In a spirited session last week with 3,400 delegates of the United Federation of Teachers, the president of New York City's public school teachers proclaimed that the union's new $5.5-billion tentative contract represents the organization's best shot at winning the "war with the reformers."
This revelation -- which happened because a recording of the meeting was sent to the website Chalkbeat -- is big.
Michael Mulgrew not only sneered at "reformers," he admitted that union negotiations on teacher evaluations were aimed to "gum up the works -- because we knew what the lawyers were trying to do."
We know, too. The lawyers were trying to enhance a process that over the years has been notoriously lax.

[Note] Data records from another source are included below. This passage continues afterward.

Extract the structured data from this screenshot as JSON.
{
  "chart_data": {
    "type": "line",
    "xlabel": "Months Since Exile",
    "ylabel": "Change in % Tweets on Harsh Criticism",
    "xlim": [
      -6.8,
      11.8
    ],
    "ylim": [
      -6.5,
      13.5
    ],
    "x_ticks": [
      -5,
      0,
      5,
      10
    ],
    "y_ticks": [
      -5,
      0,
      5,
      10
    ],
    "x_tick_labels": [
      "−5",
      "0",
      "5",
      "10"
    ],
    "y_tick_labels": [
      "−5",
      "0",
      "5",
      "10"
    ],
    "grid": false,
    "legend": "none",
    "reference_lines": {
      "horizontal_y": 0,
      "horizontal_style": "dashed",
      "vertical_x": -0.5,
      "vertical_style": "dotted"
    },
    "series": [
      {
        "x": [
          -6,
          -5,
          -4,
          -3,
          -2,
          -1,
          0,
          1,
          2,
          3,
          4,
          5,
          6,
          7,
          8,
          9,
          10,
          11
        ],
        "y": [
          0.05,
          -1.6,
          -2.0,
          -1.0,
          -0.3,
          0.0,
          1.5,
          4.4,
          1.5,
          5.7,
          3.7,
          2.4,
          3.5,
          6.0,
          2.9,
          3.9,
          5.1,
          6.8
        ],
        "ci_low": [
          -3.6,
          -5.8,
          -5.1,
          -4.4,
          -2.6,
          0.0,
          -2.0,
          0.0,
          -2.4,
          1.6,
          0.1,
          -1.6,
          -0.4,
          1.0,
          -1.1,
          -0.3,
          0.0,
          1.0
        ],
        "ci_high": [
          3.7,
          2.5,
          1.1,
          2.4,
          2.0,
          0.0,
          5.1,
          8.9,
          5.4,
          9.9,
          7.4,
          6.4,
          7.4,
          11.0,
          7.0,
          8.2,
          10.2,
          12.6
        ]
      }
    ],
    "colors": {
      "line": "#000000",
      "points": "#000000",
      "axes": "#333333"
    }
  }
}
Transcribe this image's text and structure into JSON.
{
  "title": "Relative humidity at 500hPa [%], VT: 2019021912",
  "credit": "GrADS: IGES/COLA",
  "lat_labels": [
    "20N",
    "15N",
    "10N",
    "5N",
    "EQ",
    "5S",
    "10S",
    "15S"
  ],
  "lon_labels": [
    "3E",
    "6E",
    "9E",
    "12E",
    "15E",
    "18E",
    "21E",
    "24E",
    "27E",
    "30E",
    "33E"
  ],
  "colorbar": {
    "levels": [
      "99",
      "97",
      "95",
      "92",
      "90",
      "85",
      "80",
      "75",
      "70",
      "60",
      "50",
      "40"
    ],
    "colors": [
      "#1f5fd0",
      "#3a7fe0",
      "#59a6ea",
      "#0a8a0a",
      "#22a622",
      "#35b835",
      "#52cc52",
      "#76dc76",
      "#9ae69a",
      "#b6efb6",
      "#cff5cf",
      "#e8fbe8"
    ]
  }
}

Mulgrew's revelation is big news not only to those who are following New York City's fight with its teachers. It came just after Gov. Andrew M. Cuomo met with leaders of Long Island's teachers unions, and also with Karen Magee, the new president of the New York State United Teachers union.
She won with UFT backing, an unusual move for the city faction, and a platform that took a very aggressive stance against teacher evaluations. The governor said in a statement that he told the union leaders he wants to work with them before the legislative session ends in June to amend the controversial 2012 law requiring that the results of standardized testing account for 20 percent of a teacher's evaluation.
Cuomo, under intense pressure from unions in an election year -- his visit to Long Island two weeks ago was protested by throngs of angry teachers -- might delay tying the student test results to evaluations because of flaws in the rollout of new school curricula based on Common Core standards.
Teacher evaluations need to be fair and a meaningful measure of effectiveness. But in no way should Cuomo let teachers unions "gum up the works."